For many formative years of my adolescence and early adulthood, I was obsessed with my weight. Not in a fashion-conscious, aspiring to be a model way, but in a weight-controlled competitive martial art kind of way, which seemed to validate my obsession and legitimise my disordered approach to eating.

The Taekwon-Do categories were based on the metric system, and so I worshipped the metric Gods of kilos and grams. Imperial stones and pounds meant nothing to me.

I was naturally 56kg when I began to participate in international competitions, but I was scared of competing on a level playing field in the -58kg Lightweight Category. I was used to always having the upper hand, comfortable with being advanced at school and sport, and didn’t want to relinquish any potential for advantage. So I would gradually drop weight and compete at the -52kg Microweight Category.

I realise now, looking back, that my focus was entirely on making weight. I don’t know if I ever loved competing in the sparring category – I know I always enjoyed the rhythmic beauty of patterns first and foremost, but interpreted it as a sign of weakness to choose not to fight.

For years I settled into a pattern of my own – 4 weeks before a competition I would begin to restrict my food, cutting calories where I could, and increase my water intake to a minimum of 3 litres every day. Food became my sole focus, and anyone who was naturally lighter than me, or wasn’t competing, became a target for envy.

I would wake with nightmares in the weeks running up to an event, afraid I had eaten too much, afraid I didn’t feel hungry enough – with visions of the public weigh-in playing on my mind. 52kg was the only thing that mattered. Or 52.2kg, as they often allowed you 200g grace for your sports bra & underwear. The fear of public humiliation was enough to keep me in ‘The Zone’.

And then, the day of the weigh-in, having begun dehydration and starvation 24 – 36 hours before, the numbers would finally sneak down close enough to that elusive 52.2kg… Hugging my own set of scales close to my chest, feeling the cut of my hip bones, and the concave curve of my stomach, I would smile with a sense of accomplishment.

The competition that would follow afterwards was almost irrelevant to me – the ‘fat girl’ in me was now skinny, and had earned the reward of overindulging on all the decadence that had been withheld for the previous month!

This pattern continued until eventually my binge/fast cycle took its toll, and I began to gain more weight in between competitions, and was now struggling to lose it safely and healthily. A concussion suffered through fatigue after extreme dehydration should have been enough, but it took another competition, this time losing 7kg in 4 weeks to make weight before losing in the first round, to make me see how ridiculous this routine had become.

It has taken me years to restore a sense of balance to my approach to food, and to find a healthier approach to my body.
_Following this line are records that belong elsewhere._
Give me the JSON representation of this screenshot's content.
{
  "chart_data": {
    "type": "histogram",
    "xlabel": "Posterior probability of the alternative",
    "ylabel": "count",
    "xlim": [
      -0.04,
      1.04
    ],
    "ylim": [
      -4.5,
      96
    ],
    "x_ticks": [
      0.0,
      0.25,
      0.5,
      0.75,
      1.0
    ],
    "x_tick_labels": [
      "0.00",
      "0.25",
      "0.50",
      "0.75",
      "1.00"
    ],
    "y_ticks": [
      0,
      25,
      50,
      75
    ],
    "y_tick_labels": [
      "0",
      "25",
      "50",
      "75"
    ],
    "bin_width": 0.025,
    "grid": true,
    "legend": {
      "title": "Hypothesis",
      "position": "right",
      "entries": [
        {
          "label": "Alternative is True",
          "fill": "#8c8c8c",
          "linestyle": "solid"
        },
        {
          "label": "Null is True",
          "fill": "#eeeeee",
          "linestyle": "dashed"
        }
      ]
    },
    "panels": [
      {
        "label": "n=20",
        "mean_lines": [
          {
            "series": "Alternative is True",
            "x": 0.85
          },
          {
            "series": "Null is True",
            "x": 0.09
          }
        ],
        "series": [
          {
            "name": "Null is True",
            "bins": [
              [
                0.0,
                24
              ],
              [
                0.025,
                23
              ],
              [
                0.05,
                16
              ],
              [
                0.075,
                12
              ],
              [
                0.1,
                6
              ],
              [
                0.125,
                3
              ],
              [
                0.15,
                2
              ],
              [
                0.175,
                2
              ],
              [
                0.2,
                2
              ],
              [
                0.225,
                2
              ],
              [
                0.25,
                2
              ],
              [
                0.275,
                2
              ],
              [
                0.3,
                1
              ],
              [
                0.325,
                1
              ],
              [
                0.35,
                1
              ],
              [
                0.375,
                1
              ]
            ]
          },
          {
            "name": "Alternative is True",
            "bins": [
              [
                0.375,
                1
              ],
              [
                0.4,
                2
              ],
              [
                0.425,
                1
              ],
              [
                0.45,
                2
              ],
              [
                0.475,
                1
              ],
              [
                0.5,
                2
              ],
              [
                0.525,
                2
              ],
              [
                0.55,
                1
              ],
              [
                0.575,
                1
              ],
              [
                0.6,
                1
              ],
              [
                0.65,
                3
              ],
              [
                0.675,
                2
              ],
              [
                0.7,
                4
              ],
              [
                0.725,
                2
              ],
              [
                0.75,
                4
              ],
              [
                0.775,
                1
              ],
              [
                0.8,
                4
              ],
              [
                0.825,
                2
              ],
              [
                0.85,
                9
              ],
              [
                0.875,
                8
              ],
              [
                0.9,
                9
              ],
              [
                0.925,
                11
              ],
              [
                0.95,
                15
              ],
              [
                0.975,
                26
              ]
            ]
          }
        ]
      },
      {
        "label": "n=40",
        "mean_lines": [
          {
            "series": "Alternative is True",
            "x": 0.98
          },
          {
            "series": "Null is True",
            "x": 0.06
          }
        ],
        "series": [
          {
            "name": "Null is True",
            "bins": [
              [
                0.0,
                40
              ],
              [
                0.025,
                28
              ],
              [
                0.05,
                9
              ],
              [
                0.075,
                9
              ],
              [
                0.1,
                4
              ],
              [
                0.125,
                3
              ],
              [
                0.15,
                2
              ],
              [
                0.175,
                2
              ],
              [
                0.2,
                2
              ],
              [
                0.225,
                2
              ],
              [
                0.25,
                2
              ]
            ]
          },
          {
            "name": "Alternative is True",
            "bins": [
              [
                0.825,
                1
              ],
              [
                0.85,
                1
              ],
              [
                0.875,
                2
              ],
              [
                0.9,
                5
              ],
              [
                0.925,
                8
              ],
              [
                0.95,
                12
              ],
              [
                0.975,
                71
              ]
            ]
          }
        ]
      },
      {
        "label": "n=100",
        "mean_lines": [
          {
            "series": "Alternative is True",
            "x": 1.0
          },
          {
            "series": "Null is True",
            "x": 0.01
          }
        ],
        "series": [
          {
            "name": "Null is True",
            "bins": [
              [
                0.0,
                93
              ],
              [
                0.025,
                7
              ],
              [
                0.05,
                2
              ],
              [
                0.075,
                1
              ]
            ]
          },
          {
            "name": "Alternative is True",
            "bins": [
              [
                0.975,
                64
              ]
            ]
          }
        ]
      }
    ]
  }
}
I now know the scales are not my friend, and that weight is not the measure. I also know when I am overindulging to numb discomfort, and when I am simply enjoying the good things in life.

But recently I was asked by my GP to step on the scales, and flashes of old familiar fears came rushing back – particularly as I am now far heavier than I was in my old disordered eating days! Thankfully I have an excellent support system now, and was recently reminded by a good friend that familiar fears are just echoes, and are not in fact my current reality. I was able to stay calm and grounded, and remind myself of the options I have to make the right choices for me, that will leave me both happier and healthier, regardless of however much I weigh.

If any of this resonates for you, I would urge you to put aside the scales, and put down the calorie counter. Find a way to move and connect with your body and enjoy the sense of balance it brings. Don’t let weight hold you back.